Introduction
The active line array project described in these pages is the culmination of many years of part-time line array development, starting with the array described in this article: “Case study #3: A line array with DSP“. That early design has proven to be an excellent music and TV speaker. However, that design was started over 11 years ago, and it is now ready for a technology facelift. The links on this page provide the details of the new circuitry and software that will go into the refreshed line array.

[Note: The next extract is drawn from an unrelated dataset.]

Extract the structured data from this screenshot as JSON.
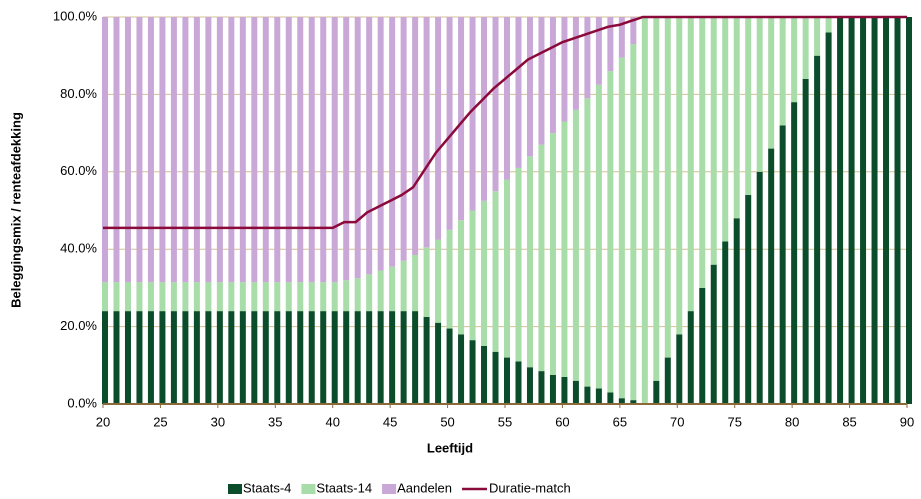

I have tried to include enough details of the design to allow others to make their own active line arrays. That means providing the PCB project files, schematics, Sigma Studio code, Arduino code and Android Studio files needed to control the hardware from a cell phone. All of this material will be made available in the pages linked from this top-level outline. There are no restrictions on its use other than you must understand that much of this design was done quickly and in many cases is in need of refinement, editing, refactoring and other improvements. You will be looking at an experimenter’s notebook, not a proven commercial product. Also, please understand that the information is presented “as-is” and that I have limited time to respond to questions.
Rationale
why active line arrays are good. DSP with lots of amps make constant directivity possible. DSP also makes open baffle much easier.
Design overview
The overall design goals and block diagram are presented on this page, along with a brief description of how this speaker can be used in the home. The individual components on the block diagram are discussed in the links in the next section. The software that controls the DSP is discussed in a section that follows.
Electronics
— Amps
The amplifiers for the midrange and tweeters in a line array do not require much power, and there are quite a few single-chip solutions that can be used for the active line array, but a standout solution is the SSM3582. This page details the PCB design and construction of a modular 4-channel board based on the SSM3582 that is a little over 2 square inches. This page also includes a snippet of C++ code that shows how these chips are initialized.
— Motherboard
We need a motherboard to connect the amplifiers to the DSP and to connect the DSP to MCU. Also, we need some I/O circuitry and connectors to bring in audio and control. This page describes both the early prototype based on the ADAU1466 DSP and a later prototype based on the ADAU1467 DSP.
— DSP
With at least 20 channels of audio that need to be updated every audio sample, we need a capable digital signal processor (DSP). This page provides an overview of the DSP processing for the active line array and documents the design and construction of one of the DSP boards. The actual DSP “program” that runs on the DSP is detailed in a later section, under “Software”.
— MCU
Hmmm…a fair question is: do I really need or want a computer in my speakers? The answer is no, you don’t need it, but you will probably want it. This page explains what the microcontroller does in the active line array, and why it is more useful than you might expect.
— Other Modules
There are a couple of power supplies and purchased modules that are detailed on this page.
Software
— Software Overview
The software overview page describes the various software environments and how the different types of software interact. It also provides a lame excuse for not using Github to host the code.
— SigmaStudio “Code”
The SigmaStudio code for the active line array is shown on this page. The graphical tool allows building the DSP processing threads, but you will also need to understand how to set the registers using SigmaStudio.
— Arduino Software
The Arduino code has undergone many revisions and transformations, as it has been adapted for small speakers using adau1701 DSP chips and more ambitious line arrays with the ADAU146X DSP chips. The description of the code is separated into two parts, and there is an overview that ties the two parts together. Part 1 is the core functionality of controlling the DSP chip and the “new” interface to control the DSP functions. Part 2 describes the menu system and integrated HCI, and it describes how the state of the DSP is saved and restored.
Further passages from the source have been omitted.